31

1.5K 176 37
                                    

Chapter 31:
What If...

Harry membuka matanya dan lagi, dia berada di tempat yang berbeda dari sebelumnya. Harry menghela nafas dan menatap sekelilingnya. Seperti di...taman bermain.

Seharusnya aku berada di kamar Taylor, atau setidaknya di kamar tamu milik keluarga Swift.

"Harry!"

Harry menoleh dan mendapati T--atau Taylor--yang sudah berada di hadapannya, tengah memegang dua permen kapas berwarna merah muda. Harry menatap gadis itu dengan lekat. Mimpi lagi?

Taylor duduk di samping Harry sambil menyodorkan permen kapas yang ada di tangan kirinya. "Sudah mulai lelah, ya? Padahal, aku ingin mengajakmu ke wahana lain. Sudah lama aku tak pergi ke taman bermain."

Harry menggeleng dan tersenyum tipis. "Tidak, aku tak keberatan. Kita bisa mencoba semua jenis wahana di sini, jika kau mau."

"Sungguh?" Wajah Taylor bersinar, seperti anak kecil.

Harry mengangguk. "Tentu saja! Tapi, bagaimana jika kita makan dulu? Kau harus punya tenaga untuk mencoba semua wahana di sini, Taylor." Senyuman tipis muncul di bibir merah muda Harry.

"Aye, aye, Captain!" Taylor melakukan gerakan hormat kepada Harry sebelum terkekeh geli atas sikapnya sendiri.

Harry hanya menatap gadis itu dengan tatapan...kagum.

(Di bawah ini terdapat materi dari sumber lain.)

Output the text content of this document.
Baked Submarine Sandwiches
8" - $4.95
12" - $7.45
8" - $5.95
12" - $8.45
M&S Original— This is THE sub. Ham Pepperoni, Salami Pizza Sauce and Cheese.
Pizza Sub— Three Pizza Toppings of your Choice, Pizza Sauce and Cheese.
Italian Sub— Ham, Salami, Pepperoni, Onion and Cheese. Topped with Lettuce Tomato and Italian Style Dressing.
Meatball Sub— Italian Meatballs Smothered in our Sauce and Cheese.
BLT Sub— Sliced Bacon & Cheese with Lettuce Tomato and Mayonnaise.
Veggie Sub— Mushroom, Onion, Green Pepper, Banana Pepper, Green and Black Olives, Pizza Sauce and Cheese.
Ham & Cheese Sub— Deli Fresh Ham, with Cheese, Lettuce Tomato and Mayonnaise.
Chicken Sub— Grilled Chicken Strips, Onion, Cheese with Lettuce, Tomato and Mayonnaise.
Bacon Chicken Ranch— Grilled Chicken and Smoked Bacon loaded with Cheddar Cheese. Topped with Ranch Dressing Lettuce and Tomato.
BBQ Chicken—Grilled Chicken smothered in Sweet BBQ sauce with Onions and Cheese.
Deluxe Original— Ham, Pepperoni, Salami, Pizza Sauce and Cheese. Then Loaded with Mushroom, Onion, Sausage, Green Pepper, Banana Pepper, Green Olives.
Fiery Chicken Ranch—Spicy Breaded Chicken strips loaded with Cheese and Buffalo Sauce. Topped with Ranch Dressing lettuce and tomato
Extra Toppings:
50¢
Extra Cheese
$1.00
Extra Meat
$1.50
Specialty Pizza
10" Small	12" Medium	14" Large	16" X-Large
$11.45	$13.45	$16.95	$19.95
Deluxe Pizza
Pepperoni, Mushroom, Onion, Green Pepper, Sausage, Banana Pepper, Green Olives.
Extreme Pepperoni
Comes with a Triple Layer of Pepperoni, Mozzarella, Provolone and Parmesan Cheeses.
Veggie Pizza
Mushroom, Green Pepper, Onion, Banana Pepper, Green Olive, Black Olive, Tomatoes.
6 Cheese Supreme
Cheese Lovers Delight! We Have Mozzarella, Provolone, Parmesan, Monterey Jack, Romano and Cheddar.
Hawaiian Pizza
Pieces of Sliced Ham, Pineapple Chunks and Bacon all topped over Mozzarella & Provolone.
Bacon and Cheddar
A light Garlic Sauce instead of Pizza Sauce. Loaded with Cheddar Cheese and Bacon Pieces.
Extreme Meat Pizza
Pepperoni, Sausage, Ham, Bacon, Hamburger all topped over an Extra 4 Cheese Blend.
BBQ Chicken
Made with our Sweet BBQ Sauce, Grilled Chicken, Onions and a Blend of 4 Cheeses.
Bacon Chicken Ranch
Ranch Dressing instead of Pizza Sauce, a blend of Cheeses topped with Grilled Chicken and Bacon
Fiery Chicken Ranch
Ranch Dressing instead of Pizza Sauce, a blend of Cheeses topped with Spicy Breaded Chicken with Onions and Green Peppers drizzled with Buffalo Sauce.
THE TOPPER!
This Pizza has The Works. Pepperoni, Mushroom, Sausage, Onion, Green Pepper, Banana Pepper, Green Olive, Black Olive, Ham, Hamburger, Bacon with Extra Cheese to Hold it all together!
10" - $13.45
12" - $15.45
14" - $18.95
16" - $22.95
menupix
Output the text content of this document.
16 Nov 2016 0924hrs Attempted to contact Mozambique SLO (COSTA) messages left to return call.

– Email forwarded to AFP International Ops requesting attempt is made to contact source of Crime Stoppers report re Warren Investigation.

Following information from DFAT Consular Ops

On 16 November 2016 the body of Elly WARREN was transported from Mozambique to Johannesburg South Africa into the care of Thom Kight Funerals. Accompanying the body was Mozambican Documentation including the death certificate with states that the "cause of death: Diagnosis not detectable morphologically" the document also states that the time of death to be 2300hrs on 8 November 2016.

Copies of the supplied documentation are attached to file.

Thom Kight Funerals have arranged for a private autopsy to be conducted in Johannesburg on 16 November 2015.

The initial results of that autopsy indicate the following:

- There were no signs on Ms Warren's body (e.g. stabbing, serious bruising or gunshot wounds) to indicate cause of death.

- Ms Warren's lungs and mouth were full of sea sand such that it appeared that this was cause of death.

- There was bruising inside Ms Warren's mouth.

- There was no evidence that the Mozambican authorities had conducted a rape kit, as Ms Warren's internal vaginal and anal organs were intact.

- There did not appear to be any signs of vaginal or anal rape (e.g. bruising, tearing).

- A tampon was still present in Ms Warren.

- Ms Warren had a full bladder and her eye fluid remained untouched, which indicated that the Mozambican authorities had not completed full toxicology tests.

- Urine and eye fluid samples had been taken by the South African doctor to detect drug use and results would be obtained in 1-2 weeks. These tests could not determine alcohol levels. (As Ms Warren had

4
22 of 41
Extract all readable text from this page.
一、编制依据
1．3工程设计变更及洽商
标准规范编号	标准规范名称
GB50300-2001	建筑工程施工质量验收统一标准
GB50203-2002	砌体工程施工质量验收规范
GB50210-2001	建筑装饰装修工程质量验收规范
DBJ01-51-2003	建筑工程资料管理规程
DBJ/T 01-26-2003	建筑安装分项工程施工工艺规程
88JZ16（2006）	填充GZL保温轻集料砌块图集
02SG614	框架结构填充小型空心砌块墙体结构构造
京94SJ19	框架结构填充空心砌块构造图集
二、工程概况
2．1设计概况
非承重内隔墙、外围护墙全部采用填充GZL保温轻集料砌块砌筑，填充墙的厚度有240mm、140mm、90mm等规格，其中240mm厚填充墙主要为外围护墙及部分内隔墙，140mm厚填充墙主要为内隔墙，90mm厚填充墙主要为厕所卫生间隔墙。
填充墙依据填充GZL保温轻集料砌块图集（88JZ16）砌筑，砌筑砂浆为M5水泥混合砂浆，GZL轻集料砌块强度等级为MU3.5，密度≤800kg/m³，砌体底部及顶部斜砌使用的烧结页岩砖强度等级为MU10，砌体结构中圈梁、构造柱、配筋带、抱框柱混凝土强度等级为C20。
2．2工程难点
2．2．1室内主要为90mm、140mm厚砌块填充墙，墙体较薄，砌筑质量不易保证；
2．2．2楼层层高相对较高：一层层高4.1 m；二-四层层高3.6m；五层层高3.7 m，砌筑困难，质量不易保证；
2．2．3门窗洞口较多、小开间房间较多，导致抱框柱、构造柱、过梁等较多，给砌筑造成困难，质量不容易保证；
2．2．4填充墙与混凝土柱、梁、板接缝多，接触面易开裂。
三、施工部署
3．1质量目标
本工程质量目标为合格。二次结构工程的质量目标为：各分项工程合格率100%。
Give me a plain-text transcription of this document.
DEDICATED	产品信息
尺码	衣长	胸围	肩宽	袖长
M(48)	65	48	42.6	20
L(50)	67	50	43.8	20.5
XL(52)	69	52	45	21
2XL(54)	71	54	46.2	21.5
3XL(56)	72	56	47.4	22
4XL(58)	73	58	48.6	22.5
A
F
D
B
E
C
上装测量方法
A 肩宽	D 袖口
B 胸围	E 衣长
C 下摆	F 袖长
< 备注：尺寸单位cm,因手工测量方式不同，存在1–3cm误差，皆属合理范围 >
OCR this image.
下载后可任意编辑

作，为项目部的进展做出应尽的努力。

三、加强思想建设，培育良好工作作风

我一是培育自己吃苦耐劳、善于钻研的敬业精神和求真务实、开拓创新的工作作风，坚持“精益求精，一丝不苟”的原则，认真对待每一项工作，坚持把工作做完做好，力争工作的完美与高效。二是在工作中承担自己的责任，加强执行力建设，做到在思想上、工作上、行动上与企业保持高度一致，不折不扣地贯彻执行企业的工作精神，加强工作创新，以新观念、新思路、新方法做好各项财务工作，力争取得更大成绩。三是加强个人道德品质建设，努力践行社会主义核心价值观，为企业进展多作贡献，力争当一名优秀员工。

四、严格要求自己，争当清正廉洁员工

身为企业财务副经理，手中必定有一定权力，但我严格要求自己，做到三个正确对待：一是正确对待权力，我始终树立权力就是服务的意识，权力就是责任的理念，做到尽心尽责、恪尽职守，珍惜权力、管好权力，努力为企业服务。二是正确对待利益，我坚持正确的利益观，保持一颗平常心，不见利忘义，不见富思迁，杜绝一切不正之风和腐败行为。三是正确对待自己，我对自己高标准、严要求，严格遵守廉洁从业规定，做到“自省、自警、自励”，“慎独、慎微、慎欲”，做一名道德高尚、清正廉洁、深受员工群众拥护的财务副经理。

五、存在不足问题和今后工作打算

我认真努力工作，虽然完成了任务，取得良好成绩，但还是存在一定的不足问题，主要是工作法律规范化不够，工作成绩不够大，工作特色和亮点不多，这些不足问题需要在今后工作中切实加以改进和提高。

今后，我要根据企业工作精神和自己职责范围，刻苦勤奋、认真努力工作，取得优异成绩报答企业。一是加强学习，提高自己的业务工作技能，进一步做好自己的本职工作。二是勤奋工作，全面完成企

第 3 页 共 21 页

Di sinilah kedua makhluk ciptaan Tuhan itu berada. Duduk berhadapan di sebuah restoran sederhana yang berada tak jauh dari taman bermain. Taylor sibuk memakan spaghetti-nya saat Harry sibuk dengan kegiatan sendiri. Tidak, bahkan Harry belum menyentuh makanannya sama sekali.

Pemuda itu sibuk bertopang dagu, tersenyum menatap gadis yang tengah melahap habis spaghetti-nya.

Taylor yang akhirnya menyadari tatapan Harry berhenti makan dan balas bertopang dagu, menatap Harry dengan satu alis terangkat.

"Apa kau akan terus menatapku seperti itu, tanpa menyentuh sedikitpun makananmu?" Tanya Taylor, malas-malasan.

Harry terkekeh. "Melihatmu saja aku sudah kenyang."

Taylor memutar bola matanya sebelum menggerakkan tangan untuk menepis pelan lengan Harry yang menopang dagu pemuda tersebut. Lagi, Harry malah tertawa.

"Berhenti bertingkah aneh, Harry. Habiskan makananmu. Aku tak mau pulang terlalu malam." Taylor melanjutkan makannya.

"Memangnya kenapa? Takut Ibumu marah? Tapi Ibumu tampak sangat menyukaiku." Kini, Harry melipat tangan di atas meja, namun mata pemuda itu masih terfokus pada satu titik. Taylor.

Taylor mengernyit heran. "Kau bahkan belum pernah bertemu Ibuku, Haz. Lagipula, bukankah sudah kukatakan berulang kali? Aku sendirian di sini."

Harry diam, tak tahu harus mengatakan apa. Jadi, dia di sini, sama sekali tak mengenal orangtua Taylor, atau bahkan Jason, adik Taylor. Tapi tunggu. Apa Taylor benar-benar kakak Jason yang tengah berbaring dalam keadaan koma?

"Kau..kau punya adik, kan?"

Taylor terkekeh mendengar pertanyaan Harry. "Ah, aku sampai lupa. Adikku tengah bersiap untuk masuk universitas. Sepertinya dia akan kuliah di Inggris."

Jason benar-benar kuliah di Inggris. Pikir Harry.

"Setelah ini, kita mau naik apa?" Taylor bertanya tiba-tiba, menyelesaikan makannya. Harry yang bahkan belum menyentuh makannya diam, tampak berpikir sebelum melihat ke arah luar restoran.